VFA122_EF\tPE3\tFA-18E\tAMAH\t165897\t3BTVMMF\tPE3336110\t12/1/2016 11:01:42.71\t4/11/2017 09:00:43.63\t020\t84 DAY SPECIAL CORROSION COMPLY WITH 84 DAY SPECIAL CORROSION INSPECT(ATFLIR) INSPECTION ON [ATFLIR, E/F AN/ASQ-228(v)2 - FRP403] IAW AW-228AC-MRC-300 SC 0 000\t030000F\t09355\t12/1/2016 11:01:59.85\t"COMPLIED WITH 84 DAY SPECIAL INSPECTION: 120-PO2 C BLAIS-12/27/2016-17:53;210-AT2 J WAGNER-4/11/2017
-03:47.
"\t200
VFA122_EF\tPE3\tFA-18E\tAMAH\t166438\t3BTWWLG\tPE3129515\t5/9/2017 00:03:21.936\t6/12/2017 16:44:25.29\t020\tDD: 5/10/2017\t14 DAY SPE PERFORM 14 DAY SPECIAL INSP INSPECTION SC 0\t000\t030000A\t09355\t5/9/2017 00:04:31.606\t"PERFORMED 14 DAY SPECIAL INSPECTION: X51-CIV T MILLER-5/18/2017-09:32; 110-AD1 C WANG-6/12/2017-08:23;
230-AO2 C HALE-6/10/2017-08:58; 310-CIV T SMITH-6/10/2017-11:52; 120-AM1 R HOHMANN-6/10/2017-14:31;
13B-AME2 J MARALDO-6/12/2017-15:15; 220-AE2 J CA"\t" STILLO-6/10/2017-14:33
"\t215
"""
let pattern = "[ ]*(?:\"((?:[^\"]|\"\")*)\"|([^\t\"\r\\n]*))[ ]*(\t|\r\\n?|\\n|$)"
let regex = try!
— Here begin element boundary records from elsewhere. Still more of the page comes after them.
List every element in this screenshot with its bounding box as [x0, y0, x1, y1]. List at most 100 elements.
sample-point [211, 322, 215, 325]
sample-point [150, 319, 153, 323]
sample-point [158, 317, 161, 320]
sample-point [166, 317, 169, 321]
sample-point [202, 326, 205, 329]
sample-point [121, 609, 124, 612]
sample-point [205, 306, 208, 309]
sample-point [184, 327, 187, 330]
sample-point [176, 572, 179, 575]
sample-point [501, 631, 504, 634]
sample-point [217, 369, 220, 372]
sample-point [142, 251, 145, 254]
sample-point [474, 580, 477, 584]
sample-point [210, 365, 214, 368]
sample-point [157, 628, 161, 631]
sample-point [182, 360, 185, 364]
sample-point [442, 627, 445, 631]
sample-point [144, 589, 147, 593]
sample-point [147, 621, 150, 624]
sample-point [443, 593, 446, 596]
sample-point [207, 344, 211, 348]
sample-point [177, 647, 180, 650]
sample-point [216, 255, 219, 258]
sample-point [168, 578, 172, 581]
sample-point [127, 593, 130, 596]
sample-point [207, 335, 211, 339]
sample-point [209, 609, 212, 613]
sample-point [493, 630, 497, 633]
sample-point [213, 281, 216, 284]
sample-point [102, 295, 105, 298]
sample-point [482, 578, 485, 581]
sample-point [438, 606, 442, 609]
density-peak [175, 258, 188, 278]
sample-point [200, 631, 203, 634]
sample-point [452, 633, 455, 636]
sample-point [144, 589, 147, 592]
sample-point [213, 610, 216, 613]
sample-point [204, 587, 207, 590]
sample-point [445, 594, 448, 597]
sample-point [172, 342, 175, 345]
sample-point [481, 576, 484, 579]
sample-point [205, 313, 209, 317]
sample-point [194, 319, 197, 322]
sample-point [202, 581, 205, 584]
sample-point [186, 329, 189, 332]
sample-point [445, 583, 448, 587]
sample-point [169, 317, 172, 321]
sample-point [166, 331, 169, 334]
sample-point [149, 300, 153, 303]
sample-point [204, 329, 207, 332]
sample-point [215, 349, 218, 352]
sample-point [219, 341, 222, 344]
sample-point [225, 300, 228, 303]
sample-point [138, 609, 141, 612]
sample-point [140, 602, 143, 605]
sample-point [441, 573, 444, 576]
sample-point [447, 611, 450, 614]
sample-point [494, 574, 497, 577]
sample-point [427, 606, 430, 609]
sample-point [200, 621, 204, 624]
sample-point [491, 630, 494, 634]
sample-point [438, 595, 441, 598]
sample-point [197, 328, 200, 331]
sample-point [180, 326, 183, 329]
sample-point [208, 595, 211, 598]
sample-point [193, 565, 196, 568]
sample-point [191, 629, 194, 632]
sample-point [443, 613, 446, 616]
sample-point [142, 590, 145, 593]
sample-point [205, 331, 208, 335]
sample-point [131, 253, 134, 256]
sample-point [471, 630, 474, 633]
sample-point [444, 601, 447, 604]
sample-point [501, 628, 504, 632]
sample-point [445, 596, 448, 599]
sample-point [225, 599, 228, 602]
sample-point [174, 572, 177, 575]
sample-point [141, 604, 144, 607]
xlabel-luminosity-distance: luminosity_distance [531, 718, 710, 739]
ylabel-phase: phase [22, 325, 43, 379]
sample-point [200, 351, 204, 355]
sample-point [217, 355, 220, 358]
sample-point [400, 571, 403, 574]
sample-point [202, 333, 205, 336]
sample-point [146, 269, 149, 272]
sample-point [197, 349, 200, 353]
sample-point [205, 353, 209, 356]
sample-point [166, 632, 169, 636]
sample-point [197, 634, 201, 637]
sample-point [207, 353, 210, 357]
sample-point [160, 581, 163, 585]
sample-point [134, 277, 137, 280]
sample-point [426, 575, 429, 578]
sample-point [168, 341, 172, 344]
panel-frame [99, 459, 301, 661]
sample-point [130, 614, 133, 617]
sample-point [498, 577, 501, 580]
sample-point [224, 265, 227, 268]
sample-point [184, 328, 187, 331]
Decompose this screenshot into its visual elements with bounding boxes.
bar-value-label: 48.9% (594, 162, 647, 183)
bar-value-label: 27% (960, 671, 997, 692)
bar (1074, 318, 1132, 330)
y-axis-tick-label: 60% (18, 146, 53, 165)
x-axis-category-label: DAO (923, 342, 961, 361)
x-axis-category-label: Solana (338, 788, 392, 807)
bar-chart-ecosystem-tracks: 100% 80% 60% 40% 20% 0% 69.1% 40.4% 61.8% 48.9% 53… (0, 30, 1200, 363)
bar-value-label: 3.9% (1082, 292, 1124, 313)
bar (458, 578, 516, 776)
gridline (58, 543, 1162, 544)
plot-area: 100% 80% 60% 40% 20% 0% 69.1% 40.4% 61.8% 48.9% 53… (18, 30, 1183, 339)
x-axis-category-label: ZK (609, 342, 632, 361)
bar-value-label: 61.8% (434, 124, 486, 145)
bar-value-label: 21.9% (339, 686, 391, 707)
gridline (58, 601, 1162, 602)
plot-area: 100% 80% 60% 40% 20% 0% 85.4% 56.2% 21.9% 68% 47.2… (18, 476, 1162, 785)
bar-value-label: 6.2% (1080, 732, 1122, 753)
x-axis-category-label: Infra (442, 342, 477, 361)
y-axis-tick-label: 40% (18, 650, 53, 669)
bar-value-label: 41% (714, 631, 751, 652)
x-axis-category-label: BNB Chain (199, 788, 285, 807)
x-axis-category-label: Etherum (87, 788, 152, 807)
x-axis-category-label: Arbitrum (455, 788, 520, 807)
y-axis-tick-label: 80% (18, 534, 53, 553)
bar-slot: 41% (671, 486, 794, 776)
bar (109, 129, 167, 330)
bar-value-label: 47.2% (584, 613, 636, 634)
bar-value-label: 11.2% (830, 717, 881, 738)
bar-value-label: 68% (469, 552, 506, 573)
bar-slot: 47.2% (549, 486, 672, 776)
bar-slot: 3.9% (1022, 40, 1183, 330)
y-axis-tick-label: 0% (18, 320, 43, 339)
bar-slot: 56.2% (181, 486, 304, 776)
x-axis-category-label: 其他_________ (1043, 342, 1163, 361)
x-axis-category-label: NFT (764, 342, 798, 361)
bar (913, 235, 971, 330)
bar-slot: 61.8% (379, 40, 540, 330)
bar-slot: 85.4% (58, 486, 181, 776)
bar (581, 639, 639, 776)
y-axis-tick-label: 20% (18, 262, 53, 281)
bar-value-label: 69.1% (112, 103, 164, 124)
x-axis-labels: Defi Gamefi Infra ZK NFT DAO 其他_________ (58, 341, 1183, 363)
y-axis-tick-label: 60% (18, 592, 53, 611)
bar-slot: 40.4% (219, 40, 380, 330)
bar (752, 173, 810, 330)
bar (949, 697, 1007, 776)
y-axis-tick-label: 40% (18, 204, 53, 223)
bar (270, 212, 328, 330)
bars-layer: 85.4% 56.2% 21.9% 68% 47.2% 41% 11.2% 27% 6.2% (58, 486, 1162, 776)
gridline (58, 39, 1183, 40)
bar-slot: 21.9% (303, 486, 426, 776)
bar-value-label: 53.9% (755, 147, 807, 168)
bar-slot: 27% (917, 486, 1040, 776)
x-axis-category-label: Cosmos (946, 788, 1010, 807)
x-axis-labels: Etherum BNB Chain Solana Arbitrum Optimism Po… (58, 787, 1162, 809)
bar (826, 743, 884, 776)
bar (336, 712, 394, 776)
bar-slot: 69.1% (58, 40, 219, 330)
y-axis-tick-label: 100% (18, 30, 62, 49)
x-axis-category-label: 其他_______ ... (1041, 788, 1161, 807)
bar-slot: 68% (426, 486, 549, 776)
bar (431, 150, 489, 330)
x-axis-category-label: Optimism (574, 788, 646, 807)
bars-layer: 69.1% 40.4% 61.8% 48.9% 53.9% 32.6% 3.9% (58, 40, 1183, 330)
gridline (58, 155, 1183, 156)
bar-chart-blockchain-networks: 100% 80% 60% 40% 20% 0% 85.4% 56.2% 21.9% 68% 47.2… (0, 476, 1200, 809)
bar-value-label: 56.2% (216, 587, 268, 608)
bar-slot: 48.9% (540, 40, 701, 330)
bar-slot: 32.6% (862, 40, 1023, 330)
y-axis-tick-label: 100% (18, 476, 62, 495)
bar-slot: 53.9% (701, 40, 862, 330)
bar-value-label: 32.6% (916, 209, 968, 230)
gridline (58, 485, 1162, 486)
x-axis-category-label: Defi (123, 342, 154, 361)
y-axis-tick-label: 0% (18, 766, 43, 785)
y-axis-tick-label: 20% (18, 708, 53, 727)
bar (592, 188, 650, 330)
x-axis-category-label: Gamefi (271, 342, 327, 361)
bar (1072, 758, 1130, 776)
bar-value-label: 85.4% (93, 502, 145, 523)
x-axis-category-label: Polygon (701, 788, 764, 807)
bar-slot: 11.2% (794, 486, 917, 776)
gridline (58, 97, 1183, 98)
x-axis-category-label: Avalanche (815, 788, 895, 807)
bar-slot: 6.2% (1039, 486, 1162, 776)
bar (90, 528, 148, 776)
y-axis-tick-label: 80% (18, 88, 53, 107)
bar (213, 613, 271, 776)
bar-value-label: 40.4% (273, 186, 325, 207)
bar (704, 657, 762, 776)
NSRegularExpression(pattern: pattern)
var result: [[String]] = []
var record: [String] = []
let offset: Int = 0
regex.enumerateMatches(in: tsvText, options: .anchored, range: NSRange(0..<tsvText.utf16.count)) {match, flags, stop in
guard let match = match else {fatalError()}
if let quotedRange = Range(match.range(at: 1), in: tsvText) {
let field = tsvText[quotedRange].replacingOccurrences(of: "\"\"", with: "\"")
record.append(field)
} else if let range = Range(match.range(at: 2), in: tsvText) {
let field = tsvText[range].trimmingCharacters(in: .whitespaces)
record.append(field)
}
let separator = tsvText[Range(match.range(at: 3), in: tsvText)!]
switch separator {
case "": //end of text
//Ignoring empty last line...
if record.count > 1 || (record.count == 1 && !record[0].isEmpty) {
result.append(record)
}
stop.pointee = true
case "\t": //tab
break
default: //newline
result.append(record)
record = []
}
}
print(result)This is not super-efficient, but handles TSV data more appropriately.